The song which has come to be known as Pirates changes things up a notch. The driving, bouncy rhythm is immediately euphoric, and reminiscent of tunes by fellow Brooklyn transplant, Allison Weiss. It also re-introduces us to JOY’s love of universal themes of childhood fantasy: pirates, dinosaurs and sharks: “We could be pirates!” is the first line. O God is perhaps the track on the album most reminiscent of earlier work. It starts with sounds similar to Voice on Tape, an early hit, and the remainder of the song harks back to several tracks on Transmitter Failure. Born to Lose is a track co-written with Ricky Martin. I jest, but it’s not outside the realms of possibility. The hip-shaking Latin rhythms are reminiscent of Livin’ La Vida Loca and the trumpets are straight out of a No Doubt classic. The breaks are all JOY, though, and this bizarre fusion really works. It’s a huge departure from what we could have expected, but I have to say, it’s probably my favourite track on this new album.

The middle of the album falls a little flat for me, but then perhaps these are the ‘growers’ I was eager for. They don’t immediately jump out and grab me the way that the initial five tracks have done. Why You Fall is a trippy, relaxed little ditty with the message that “love is just a hole”. Sleep Machine is no lullaby; it builds steadily into a pleasing cacophonous maelstrom of sound with interesting world music influences — a touch of Arabic, and again, a touch of Latin. Two by Two and Already Gone are a little vanilla  for me, with no particularly distinguishing features. Don’t get me  wrong, both are finely crafted musical entities, but they lack an  individuality which makes them stand out.

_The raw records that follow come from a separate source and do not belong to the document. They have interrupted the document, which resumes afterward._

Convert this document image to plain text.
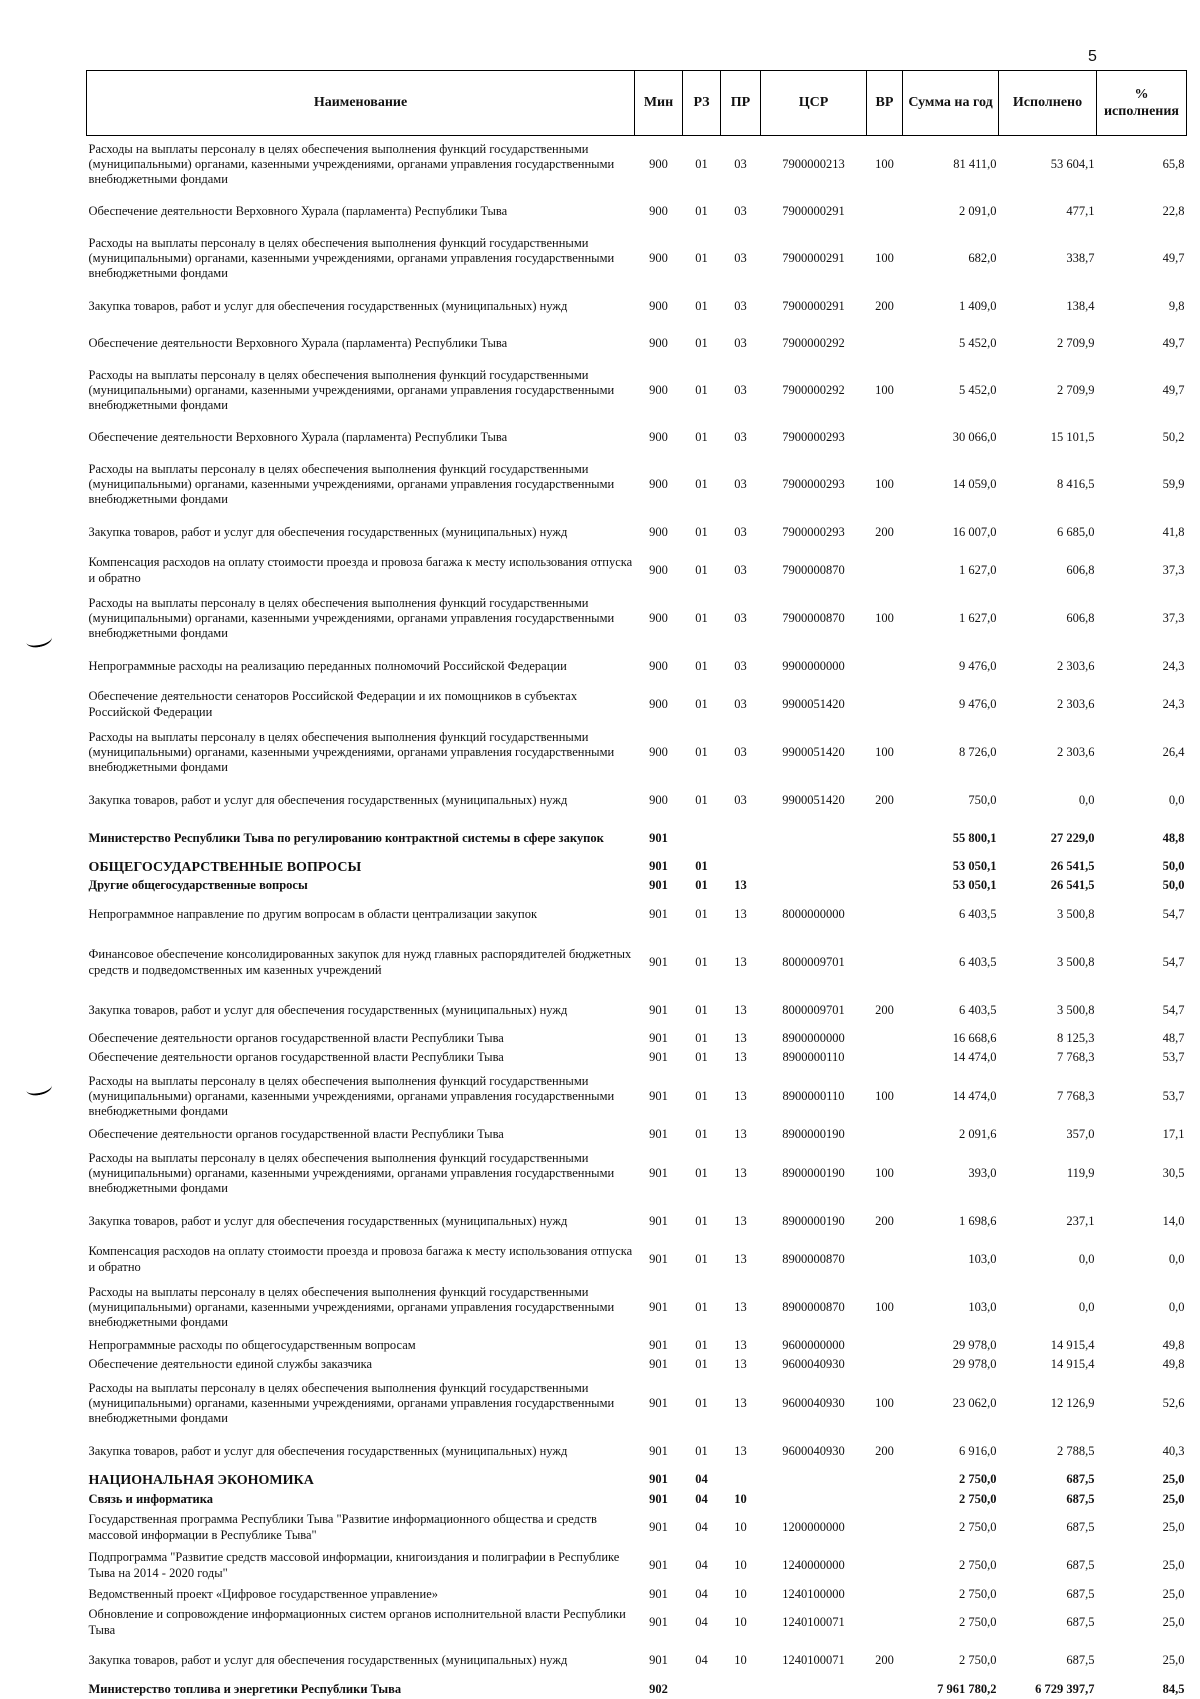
5
Наименование	Мин	РЗ	ПР	ЦСР	ВР	Сумма на год	Исполнено	% исполнения
Расходы на выплаты персоналу в целях обеспечения выполнения функций государственными (муниципальными) органами, казенными учреждениями, органами управления государственными внебюджетными фондами	900	01	03	7900000213	100	81 411,0	53 604,1	65,8
Обеспечение деятельности Верховного Хурала (парламента) Республики Тыва	900	01	03	7900000291		2 091,0	477,1	22,8
Расходы на выплаты персоналу в целях обеспечения выполнения функций государственными (муниципальными) органами, казенными учреждениями, органами управления государственными внебюджетными фондами	900	01	03	7900000291	100	682,0	338,7	49,7
Закупка товаров, работ и услуг для обеспечения государственных (муниципальных) нужд	900	01	03	7900000291	200	1 409,0	138,4	9,8
Обеспечение деятельности Верховного Хурала (парламента) Республики Тыва	900	01	03	7900000292		5 452,0	2 709,9	49,7
Расходы на выплаты персоналу в целях обеспечения выполнения функций государственными (муниципальными) органами, казенными учреждениями, органами управления государственными внебюджетными фондами	900	01	03	7900000292	100	5 452,0	2 709,9	49,7
Обеспечение деятельности Верховного Хурала (парламента) Республики Тыва	900	01	03	7900000293		30 066,0	15 101,5	50,2
Расходы на выплаты персоналу в целях обеспечения выполнения функций государственными (муниципальными) органами, казенными учреждениями, органами управления государственными внебюджетными фондами	900	01	03	7900000293	100	14 059,0	8 416,5	59,9
Закупка товаров, работ и услуг для обеспечения государственных (муниципальных) нужд	900	01	03	7900000293	200	16 007,0	6 685,0	41,8
Компенсация расходов на оплату стоимости проезда и провоза багажа к месту использования отпуска и обратно	900	01	03	7900000870		1 627,0	606,8	37,3
Расходы на выплаты персоналу в целях обеспечения выполнения функций государственными (муниципальными) органами, казенными учреждениями, органами управления государственными внебюджетными фондами	900	01	03	7900000870	100	1 627,0	606,8	37,3
Непрограммные расходы на реализацию переданных полномочий Российской Федерации	900	01	03	9900000000		9 476,0	2 303,6	24,3
Обеспечение деятельности сенаторов Российской Федерации и их помощников в субъектах Российской Федерации	900	01	03	9900051420		9 476,0	2 303,6	24,3
Расходы на выплаты персоналу в целях обеспечения выполнения функций государственными (муниципальными) органами, казенными учреждениями, органами управления государственными внебюджетными фондами	900	01	03	9900051420	100	8 726,0	2 303,6	26,4
Закупка товаров, работ и услуг для обеспечения государственных (муниципальных) нужд	900	01	03	9900051420	200	750,0	0,0	0,0
Министерство Республики Тыва по регулированию контрактной системы в сфере закупок	901					55 800,1	27 229,0	48,8
ОБЩЕГОСУДАРСТВЕННЫЕ ВОПРОСЫ	901	01				53 050,1	26 541,5	50,0
Другие общегосударственные вопросы	901	01	13			53 050,1	26 541,5	50,0
Непрограммное направление по другим вопросам в области централизации закупок	901	01	13	8000000000		6 403,5	3 500,8	54,7
Финансовое обеспечение консолидированных закупок для нужд главных распорядителей бюджетных средств и подведомственных им казенных учреждений	901	01	13	8000009701		6 403,5	3 500,8	54,7
Закупка товаров, работ и услуг для обеспечения государственных (муниципальных) нужд	901	01	13	8000009701	200	6 403,5	3 500,8	54,7
Обеспечение деятельности органов государственной власти Республики Тыва	901	01	13	8900000000		16 668,6	8 125,3	48,7
Обеспечение деятельности органов государственной власти Республики Тыва	901	01	13	8900000110		14 474,0	7 768,3	53,7
Расходы на выплаты персоналу в целях обеспечения выполнения функций государственными (муниципальными) органами, казенными учреждениями, органами управления государственными внебюджетными фондами	901	01	13	8900000110	100	14 474,0	7 768,3	53,7
Обеспечение деятельности органов государственной власти Республики Тыва	901	01	13	8900000190		2 091,6	357,0	17,1
Расходы на выплаты персоналу в целях обеспечения выполнения функций государственными (муниципальными) органами, казенными учреждениями, органами управления государственными внебюджетными фондами	901	01	13	8900000190	100	393,0	119,9	30,5
Закупка товаров, работ и услуг для обеспечения государственных (муниципальных) нужд	901	01	13	8900000190	200	1 698,6	237,1	14,0
Компенсация расходов на оплату стоимости проезда и провоза багажа к месту использования отпуска и обратно	901	01	13	8900000870		103,0	0,0	0,0
Расходы на выплаты персоналу в целях обеспечения выполнения функций государственными (муниципальными) органами, казенными учреждениями, органами управления государственными внебюджетными фондами	901	01	13	8900000870	100	103,0	0,0	0,0
Непрограммные расходы по общегосударственным вопросам	901	01	13	9600000000		29 978,0	14 915,4	49,8
Обеспечение деятельности единой службы заказчика	901	01	13	9600040930		29 978,0	14 915,4	49,8
Расходы на выплаты персоналу в целях обеспечения выполнения функций государственными (муниципальными) органами, казенными учреждениями, органами управления государственными внебюджетными фондами	901	01	13	9600040930	100	23 062,0	12 126,9	52,6
Закупка товаров, работ и услуг для обеспечения государственных (муниципальных) нужд	901	01	13	9600040930	200	6 916,0	2 788,5	40,3
НАЦИОНАЛЬНАЯ ЭКОНОМИКА	901	04				2 750,0	687,5	25,0
Связь и информатика	901	04	10			2 750,0	687,5	25,0
Государственная программа Республики Тыва "Развитие информационного общества и средств массовой информации в Республике Тыва"	901	04	10	1200000000		2 750,0	687,5	25,0
Подпрограмма "Развитие средств массовой информации, книгоиздания и полиграфии в Республике Тыва на 2014 - 2020 годы"	901	04	10	1240000000		2 750,0	687,5	25,0
Ведомственный проект «Цифровое государственное управление»	901	04	10	1240100000		2 750,0	687,5	25,0
Обновление и сопровождение информационных систем органов исполнительной власти Республики Тыва	901	04	10	1240100071		2 750,0	687,5	25,0
Закупка товаров, работ и услуг для обеспечения государственных (муниципальных) нужд	901	04	10	1240100071	200	2 750,0	687,5	25,0
Министерство топлива и энергетики Республики Тыва	902					7 961 780,2	6 729 397,7	84,5
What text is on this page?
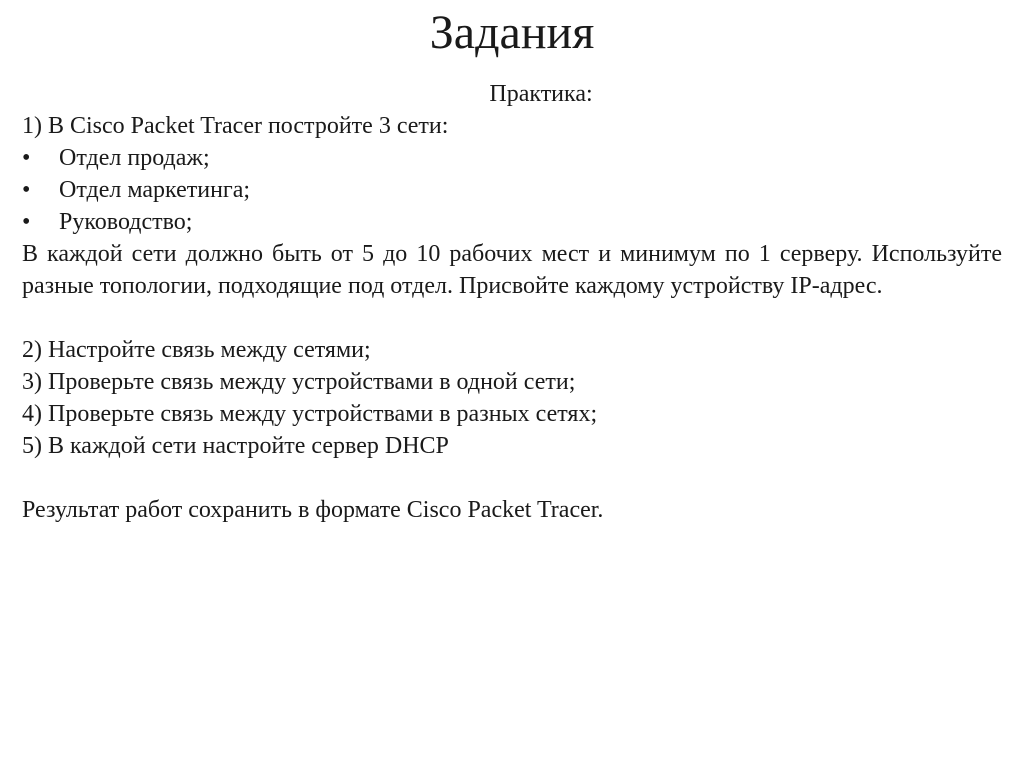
Задания
Практика:
1) В Cisco Packet Tracer постройте 3 сети:
•	Отдел продаж;
•	Отдел маркетинга;
•	Руководство;
В каждой сети должно быть от 5 до 10 рабочих мест и минимум по 1 серверу. Используйте разные топологии, подходящие под отдел. Присвойте каждому устройству IP-адрес.
2) Настройте связь между сетями;
3) Проверьте связь между устройствами в одной сети;
4) Проверьте связь между устройствами в разных сетях;
5) В каждой сети настройте сервер DHCP
Результат работ сохранить в формате Cisco Packet Tracer.
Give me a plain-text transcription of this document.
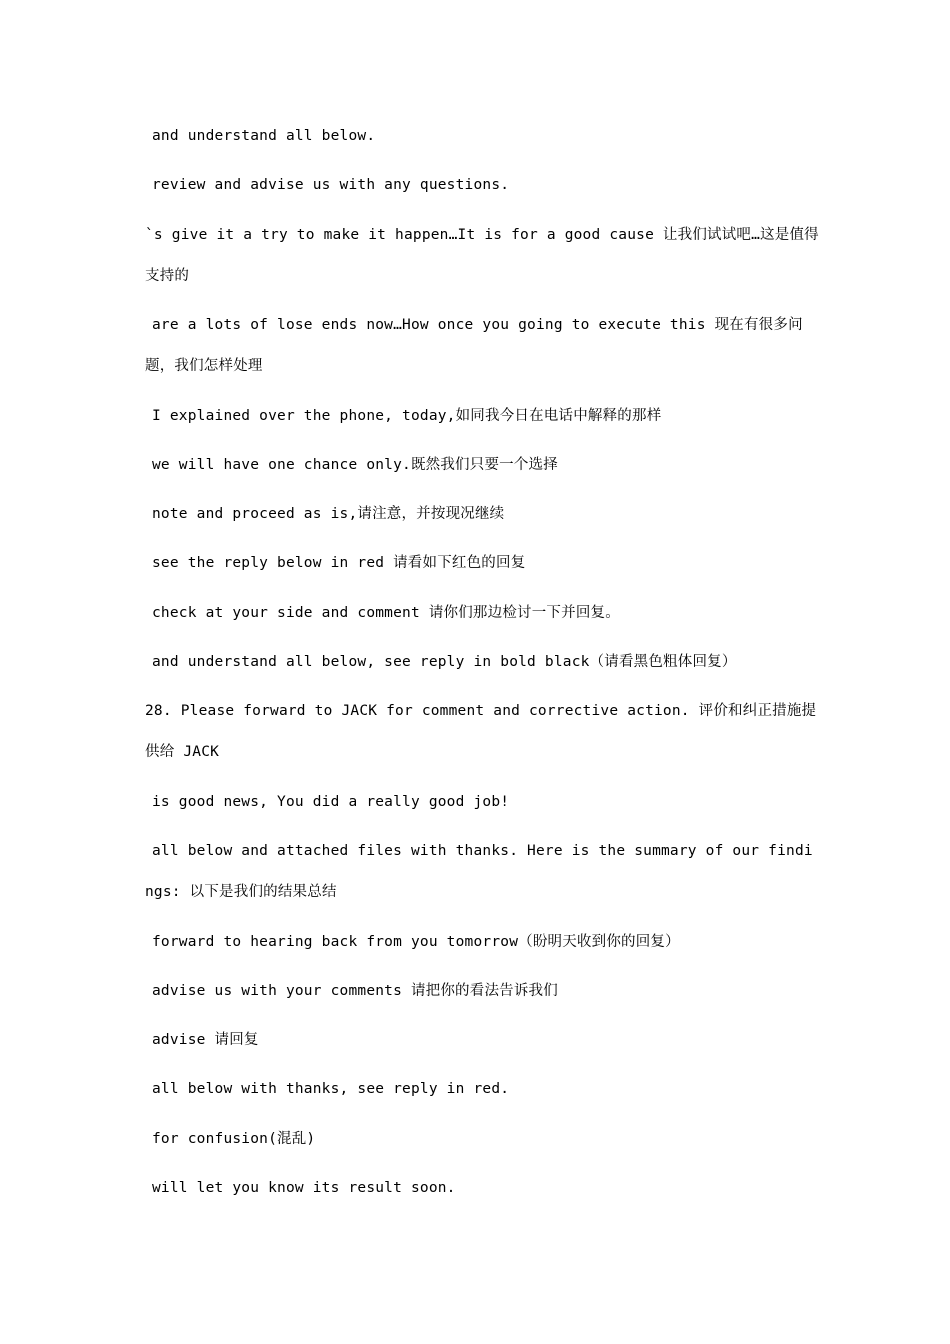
and understand all below.
review and advise us with any questions.
`s give it a try to make it happen…It is for a good cause 让我们试试吧…这是值得支持的
are a lots of lose ends now…How once you going to execute this 现在有很多问题，我们怎样处理
I explained over the phone, today,如同我今日在电话中解释的那样
we will have one chance only.既然我们只要一个选择
note and proceed as is,请注意，并按现况继续
see the reply below in red 请看如下红色的回复
check at your side and comment 请你们那边检讨一下并回复。
and understand all below, see reply in bold black（请看黑色粗体回复）
28. Please forward to JACK for comment and corrective action. 评价和纠正措施提供给 JACK
is good news, You did a really good job!
all below and attached files with thanks. Here is the summary of our findings: 以下是我们的结果总结
forward to hearing back from you tomorrow（盼明天收到你的回复）
advise us with your comments 请把你的看法告诉我们
advise 请回复
all below with thanks, see reply in red.
for confusion(混乱)
will let you know its result soon.
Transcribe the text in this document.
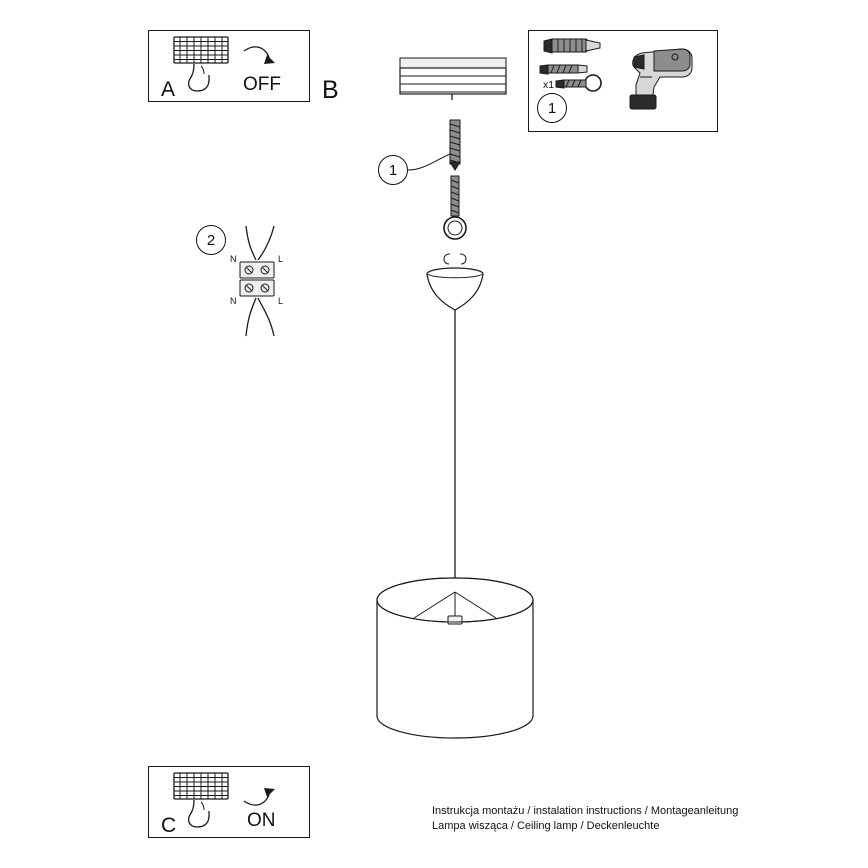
A	OFF
1
x1
B
1
2
N	L
N	L
C	ON	Instrukcja montażu / instalation instructions / Montageanleitung
Lampa wisząca / Ceiling lamp / Deckenleuchte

If Born to Lose is my favourite upbeat track of the album, So Long is my favourite slower number by a mile. It’s a delicate tiptoe through a lover’s longing, played, unusually for a JOY track, on the piano (by Dan Romer). It works. It draws you in. Thankfully the final track, Wake Up, doesn’t then stamp on your vulnerable heart. It lifts you up like the morning sun streaming through the window elates you, and, oh god, the handclaps!

This album has been a while in coming. Fan-funded to the tune of $20K in a matter of hours in August 2010 through Kickstarter (and eventually reaching nearly twice its goal amount, with the help of 650 backers), it has been hard work, it seems, for JOY and Romer. The final product, though, is worth the wait. There’s a good mix of up-tempo songs and slower numbers, and clear signs of musical development. Also, there is more of a commercial sound to the album, possibly opening up avenues towards mainstream pop or TV show syndication. The rockier songs in particular are worth noting, especially with a tour of the US upcoming, and presumably a tour of the UK also to be announced for later in the year. Jenny Owen Youngs loves to rock out when she plays live, and these new songs give her plenty of opportunity to do so, and also to liven up some of the slower tracks. Stand-out tracks have to be Born to Lose and So Long, and there’s enough variety here to ensure that this album will definitely be worth listening to long into the future.